Derin bir iç çekişle kendine dönüyor, içine kapanıyordu bir süre, az sonraysa yine az az konuşuyordu.


''İnsanlara uzaklığım bir hastalık. Ne kalabalıklarda var olabiliyorum ne de ıssızlıkta. İkircikli bir kargaşa içindeyim.''


Çığırtkan bir gece kuşunun sesi asileşen sesine karışmaya başladığında, ''Şükür, ey Tanrım,'' dedi sevinçle bağırarak, yüzünde silik bir gülümseme geldi geçti. ''Beni yalnız bırakmadın bu kara sisin içinde, bir ses yolladın, şükür sana.''


Uzun, sert bir rüzgar çarptı gövdesine, koluyla yüzünü kapattı.


''Bir gece kuşu ve esen bir rüzgar. Bu gece bu yalnız kuluna çok cömertsin. Yalnızlığıma seslendin, yalnızlığıma dokundun. Şükür sana, binlerce şükür, Tanrım, benim Tanrım.''


Yere kapandı, ağlamaya başladı. Sesi bir hıçkırık silsilesi içinde ayyuka yükseldi, az sonra dindi, iç çekişler içinde ayağa kalktı.


''Benim bu namert yalnızlığıma çare yok. Ben terk edilenim, geride kalanım, yüz üstü bırakılanım. Geriye kalan yalnızlık. Ve ağlamak, acımak.''


Sesi kırgınlaşmıştı. Yüreğine çöreklenmiş hüznün acıklı namesi içini yakıyordu. Belki on dakika belki on saat önce yanından ayrılan kadının son gülümsemesini anımsadı; ağzında duygusuz ve renksiz bir devinimdi.

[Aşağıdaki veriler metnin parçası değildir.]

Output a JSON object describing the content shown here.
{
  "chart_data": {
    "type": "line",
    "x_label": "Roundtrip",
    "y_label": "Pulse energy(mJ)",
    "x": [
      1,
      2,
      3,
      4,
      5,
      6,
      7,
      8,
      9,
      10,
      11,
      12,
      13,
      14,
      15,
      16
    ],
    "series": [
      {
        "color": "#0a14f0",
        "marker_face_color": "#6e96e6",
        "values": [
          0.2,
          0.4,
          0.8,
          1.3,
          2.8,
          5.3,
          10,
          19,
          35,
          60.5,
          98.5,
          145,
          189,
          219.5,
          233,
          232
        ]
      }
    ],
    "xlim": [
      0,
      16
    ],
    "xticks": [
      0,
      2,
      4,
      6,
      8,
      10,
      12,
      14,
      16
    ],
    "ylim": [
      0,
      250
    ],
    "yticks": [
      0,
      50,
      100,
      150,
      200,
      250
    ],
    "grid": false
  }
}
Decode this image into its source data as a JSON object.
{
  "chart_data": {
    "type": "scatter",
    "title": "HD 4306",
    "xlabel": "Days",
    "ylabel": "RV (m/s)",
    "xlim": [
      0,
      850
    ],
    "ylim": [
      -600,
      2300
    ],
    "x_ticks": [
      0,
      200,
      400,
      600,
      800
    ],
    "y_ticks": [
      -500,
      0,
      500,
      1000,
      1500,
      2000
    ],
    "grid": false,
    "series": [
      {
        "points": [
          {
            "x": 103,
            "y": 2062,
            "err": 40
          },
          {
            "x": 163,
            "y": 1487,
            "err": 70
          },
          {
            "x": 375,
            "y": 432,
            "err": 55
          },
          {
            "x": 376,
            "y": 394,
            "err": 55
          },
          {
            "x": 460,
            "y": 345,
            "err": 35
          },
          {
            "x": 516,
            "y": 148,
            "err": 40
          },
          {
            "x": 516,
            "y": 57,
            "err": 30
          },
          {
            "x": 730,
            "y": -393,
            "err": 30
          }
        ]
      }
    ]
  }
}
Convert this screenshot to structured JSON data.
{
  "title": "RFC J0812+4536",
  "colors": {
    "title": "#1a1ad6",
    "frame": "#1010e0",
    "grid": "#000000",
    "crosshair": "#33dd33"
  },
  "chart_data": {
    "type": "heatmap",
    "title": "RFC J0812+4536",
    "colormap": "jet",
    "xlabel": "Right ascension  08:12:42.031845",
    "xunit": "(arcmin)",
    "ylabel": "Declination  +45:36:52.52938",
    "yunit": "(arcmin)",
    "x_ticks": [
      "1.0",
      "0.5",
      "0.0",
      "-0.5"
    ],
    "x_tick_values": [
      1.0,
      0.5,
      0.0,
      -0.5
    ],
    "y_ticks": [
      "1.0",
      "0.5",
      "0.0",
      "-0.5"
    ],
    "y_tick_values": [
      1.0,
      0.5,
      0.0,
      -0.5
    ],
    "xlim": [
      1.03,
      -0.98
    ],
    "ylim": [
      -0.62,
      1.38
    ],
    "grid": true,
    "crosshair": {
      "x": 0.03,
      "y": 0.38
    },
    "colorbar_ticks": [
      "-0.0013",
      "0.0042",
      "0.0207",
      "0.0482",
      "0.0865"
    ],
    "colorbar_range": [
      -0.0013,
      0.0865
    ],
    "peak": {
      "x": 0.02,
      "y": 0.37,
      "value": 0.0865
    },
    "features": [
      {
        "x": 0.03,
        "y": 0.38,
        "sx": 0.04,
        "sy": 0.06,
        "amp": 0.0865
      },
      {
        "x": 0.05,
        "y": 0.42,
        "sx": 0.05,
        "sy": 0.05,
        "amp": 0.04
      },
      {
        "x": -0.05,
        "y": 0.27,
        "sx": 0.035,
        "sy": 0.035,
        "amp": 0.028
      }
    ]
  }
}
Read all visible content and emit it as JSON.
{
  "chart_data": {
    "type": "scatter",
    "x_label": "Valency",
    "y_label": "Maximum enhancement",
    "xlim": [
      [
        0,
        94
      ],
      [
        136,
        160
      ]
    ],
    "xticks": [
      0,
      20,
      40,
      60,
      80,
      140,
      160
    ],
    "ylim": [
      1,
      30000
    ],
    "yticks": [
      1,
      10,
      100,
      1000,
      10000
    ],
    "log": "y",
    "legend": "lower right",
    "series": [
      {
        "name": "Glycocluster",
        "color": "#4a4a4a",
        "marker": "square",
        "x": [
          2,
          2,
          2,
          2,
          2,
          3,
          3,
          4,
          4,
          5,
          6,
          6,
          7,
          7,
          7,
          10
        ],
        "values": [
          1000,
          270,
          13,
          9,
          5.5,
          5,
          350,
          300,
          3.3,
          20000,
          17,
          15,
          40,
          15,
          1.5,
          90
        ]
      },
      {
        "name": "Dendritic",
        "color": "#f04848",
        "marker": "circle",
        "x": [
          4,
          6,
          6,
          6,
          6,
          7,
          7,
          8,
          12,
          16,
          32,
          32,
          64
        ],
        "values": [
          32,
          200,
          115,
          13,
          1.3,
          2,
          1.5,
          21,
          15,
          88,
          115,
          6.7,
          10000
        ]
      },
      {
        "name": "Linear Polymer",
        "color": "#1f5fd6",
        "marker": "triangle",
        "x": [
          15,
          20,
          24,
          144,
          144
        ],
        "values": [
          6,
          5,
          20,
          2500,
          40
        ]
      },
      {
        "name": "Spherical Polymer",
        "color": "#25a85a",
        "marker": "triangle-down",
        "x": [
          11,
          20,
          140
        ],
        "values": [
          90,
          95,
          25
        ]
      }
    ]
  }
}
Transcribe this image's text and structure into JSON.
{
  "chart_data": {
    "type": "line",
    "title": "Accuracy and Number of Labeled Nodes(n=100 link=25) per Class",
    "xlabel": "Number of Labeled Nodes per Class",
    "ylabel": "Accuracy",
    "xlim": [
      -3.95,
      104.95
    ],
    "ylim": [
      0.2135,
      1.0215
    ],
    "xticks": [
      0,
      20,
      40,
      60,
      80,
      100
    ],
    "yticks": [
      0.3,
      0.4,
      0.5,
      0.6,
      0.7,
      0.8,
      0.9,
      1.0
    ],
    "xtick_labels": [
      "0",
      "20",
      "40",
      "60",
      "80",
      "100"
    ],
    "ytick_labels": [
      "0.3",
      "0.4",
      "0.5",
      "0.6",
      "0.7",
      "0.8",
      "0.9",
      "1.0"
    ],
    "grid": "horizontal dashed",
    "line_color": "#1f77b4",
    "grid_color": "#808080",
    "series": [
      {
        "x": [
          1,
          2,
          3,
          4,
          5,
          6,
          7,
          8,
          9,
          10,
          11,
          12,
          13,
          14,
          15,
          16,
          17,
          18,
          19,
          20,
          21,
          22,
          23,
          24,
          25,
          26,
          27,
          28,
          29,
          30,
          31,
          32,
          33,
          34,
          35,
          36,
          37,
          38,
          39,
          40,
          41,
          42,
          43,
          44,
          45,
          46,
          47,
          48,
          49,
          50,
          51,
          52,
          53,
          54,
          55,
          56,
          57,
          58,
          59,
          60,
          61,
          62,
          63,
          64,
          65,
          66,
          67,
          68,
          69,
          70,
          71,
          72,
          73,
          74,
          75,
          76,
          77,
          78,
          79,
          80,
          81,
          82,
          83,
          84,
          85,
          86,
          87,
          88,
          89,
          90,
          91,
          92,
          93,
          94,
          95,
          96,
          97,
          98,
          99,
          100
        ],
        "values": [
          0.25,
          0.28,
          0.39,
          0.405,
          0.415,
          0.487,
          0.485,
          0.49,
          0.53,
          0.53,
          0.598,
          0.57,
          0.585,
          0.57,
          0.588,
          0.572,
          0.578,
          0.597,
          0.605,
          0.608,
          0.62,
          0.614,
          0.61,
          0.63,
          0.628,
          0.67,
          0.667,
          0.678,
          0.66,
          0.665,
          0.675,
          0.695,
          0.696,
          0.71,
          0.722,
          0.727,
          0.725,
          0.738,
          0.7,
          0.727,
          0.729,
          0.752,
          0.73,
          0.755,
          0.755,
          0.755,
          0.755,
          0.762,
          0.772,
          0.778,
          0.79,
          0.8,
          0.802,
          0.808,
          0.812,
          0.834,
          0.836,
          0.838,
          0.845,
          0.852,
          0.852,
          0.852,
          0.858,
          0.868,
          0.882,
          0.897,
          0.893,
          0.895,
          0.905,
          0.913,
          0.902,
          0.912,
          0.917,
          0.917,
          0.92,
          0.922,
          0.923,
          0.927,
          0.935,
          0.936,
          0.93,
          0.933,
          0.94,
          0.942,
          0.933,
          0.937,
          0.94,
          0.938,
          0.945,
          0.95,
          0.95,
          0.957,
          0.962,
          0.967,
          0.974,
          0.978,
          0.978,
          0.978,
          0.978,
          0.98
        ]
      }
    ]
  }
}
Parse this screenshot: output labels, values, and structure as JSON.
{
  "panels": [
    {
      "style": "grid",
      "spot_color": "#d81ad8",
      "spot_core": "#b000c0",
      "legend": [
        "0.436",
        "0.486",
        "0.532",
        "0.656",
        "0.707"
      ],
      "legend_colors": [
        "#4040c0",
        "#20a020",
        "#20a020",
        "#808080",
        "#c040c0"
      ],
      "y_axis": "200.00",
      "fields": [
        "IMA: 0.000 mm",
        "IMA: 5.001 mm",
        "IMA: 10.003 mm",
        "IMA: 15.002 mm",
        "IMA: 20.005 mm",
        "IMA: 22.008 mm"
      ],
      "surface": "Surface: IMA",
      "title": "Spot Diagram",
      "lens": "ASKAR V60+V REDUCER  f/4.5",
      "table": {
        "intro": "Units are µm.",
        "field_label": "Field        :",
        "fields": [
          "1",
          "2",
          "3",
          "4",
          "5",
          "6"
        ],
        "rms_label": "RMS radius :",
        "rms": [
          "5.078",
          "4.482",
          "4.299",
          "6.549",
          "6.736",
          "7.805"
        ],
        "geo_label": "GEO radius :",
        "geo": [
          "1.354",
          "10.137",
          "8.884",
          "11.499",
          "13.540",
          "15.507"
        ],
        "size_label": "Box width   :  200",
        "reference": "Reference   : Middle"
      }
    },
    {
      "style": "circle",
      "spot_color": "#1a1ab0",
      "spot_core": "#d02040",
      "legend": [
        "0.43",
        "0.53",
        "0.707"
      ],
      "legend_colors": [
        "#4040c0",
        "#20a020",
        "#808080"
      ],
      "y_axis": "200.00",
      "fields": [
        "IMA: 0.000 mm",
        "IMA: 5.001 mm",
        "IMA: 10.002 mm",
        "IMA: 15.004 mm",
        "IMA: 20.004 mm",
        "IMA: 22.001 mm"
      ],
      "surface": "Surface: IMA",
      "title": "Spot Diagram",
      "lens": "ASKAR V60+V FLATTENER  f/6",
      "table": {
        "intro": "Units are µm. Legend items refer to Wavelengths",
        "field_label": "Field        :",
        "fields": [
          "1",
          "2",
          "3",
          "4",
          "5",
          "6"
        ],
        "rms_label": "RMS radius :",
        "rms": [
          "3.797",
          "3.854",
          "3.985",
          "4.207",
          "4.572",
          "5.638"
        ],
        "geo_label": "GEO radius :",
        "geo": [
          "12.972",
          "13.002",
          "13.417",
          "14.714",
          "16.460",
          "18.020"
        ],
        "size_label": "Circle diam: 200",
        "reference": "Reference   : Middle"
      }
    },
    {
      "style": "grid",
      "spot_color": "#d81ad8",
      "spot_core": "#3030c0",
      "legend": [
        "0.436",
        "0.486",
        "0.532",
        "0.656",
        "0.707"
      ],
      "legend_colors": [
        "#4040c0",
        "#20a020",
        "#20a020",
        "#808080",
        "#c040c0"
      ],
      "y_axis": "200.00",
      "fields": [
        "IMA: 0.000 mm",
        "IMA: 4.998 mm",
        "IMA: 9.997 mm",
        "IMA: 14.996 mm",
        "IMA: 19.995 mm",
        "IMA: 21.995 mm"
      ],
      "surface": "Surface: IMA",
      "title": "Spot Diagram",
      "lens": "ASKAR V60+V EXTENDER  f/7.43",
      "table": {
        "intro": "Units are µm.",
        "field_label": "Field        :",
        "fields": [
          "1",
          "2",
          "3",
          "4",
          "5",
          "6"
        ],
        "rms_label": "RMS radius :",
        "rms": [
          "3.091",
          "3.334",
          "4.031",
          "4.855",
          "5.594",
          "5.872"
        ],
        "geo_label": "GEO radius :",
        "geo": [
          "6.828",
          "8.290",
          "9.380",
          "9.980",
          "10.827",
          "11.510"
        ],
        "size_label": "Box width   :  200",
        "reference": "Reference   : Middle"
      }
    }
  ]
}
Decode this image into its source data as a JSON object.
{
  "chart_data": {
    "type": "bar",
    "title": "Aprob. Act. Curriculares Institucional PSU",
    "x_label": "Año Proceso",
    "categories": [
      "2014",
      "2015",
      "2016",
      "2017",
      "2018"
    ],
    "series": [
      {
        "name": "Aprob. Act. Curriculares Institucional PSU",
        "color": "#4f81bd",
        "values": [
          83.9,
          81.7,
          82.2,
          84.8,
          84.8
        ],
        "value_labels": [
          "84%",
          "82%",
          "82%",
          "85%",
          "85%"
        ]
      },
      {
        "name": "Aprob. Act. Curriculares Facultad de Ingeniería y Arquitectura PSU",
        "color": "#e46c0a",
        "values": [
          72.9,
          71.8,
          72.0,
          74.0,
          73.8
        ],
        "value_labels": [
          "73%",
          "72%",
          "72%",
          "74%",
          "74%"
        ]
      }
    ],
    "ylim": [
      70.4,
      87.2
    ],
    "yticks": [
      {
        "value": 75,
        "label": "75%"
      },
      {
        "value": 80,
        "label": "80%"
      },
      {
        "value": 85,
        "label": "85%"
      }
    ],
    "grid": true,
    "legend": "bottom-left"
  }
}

''Ettiğin mert vedayı avuçladım,

göğsüme dayadım

ve iç çeke çeke

içime kattım.''


Söylediklerinden dili yandı, ağzında acı bir susuşla sustu, konuşamaz oldu, içine kapandı. Paltosunun göğsünden bir sigara çıkardı, ağzında yaktı, derin bir iç çekişin hemen arından dumanı sisin dumanına döne döne karıştı. Sisin içinde yürüyen ve sürüklenen sessiz bir gölgeydi.


Gece kuşu öttü, rüzgar esti. Yalnızlığına hıçkıran ve Tanrı'yla konuşan varlığı soldu, sis nerede o nerede seçilmez oldu.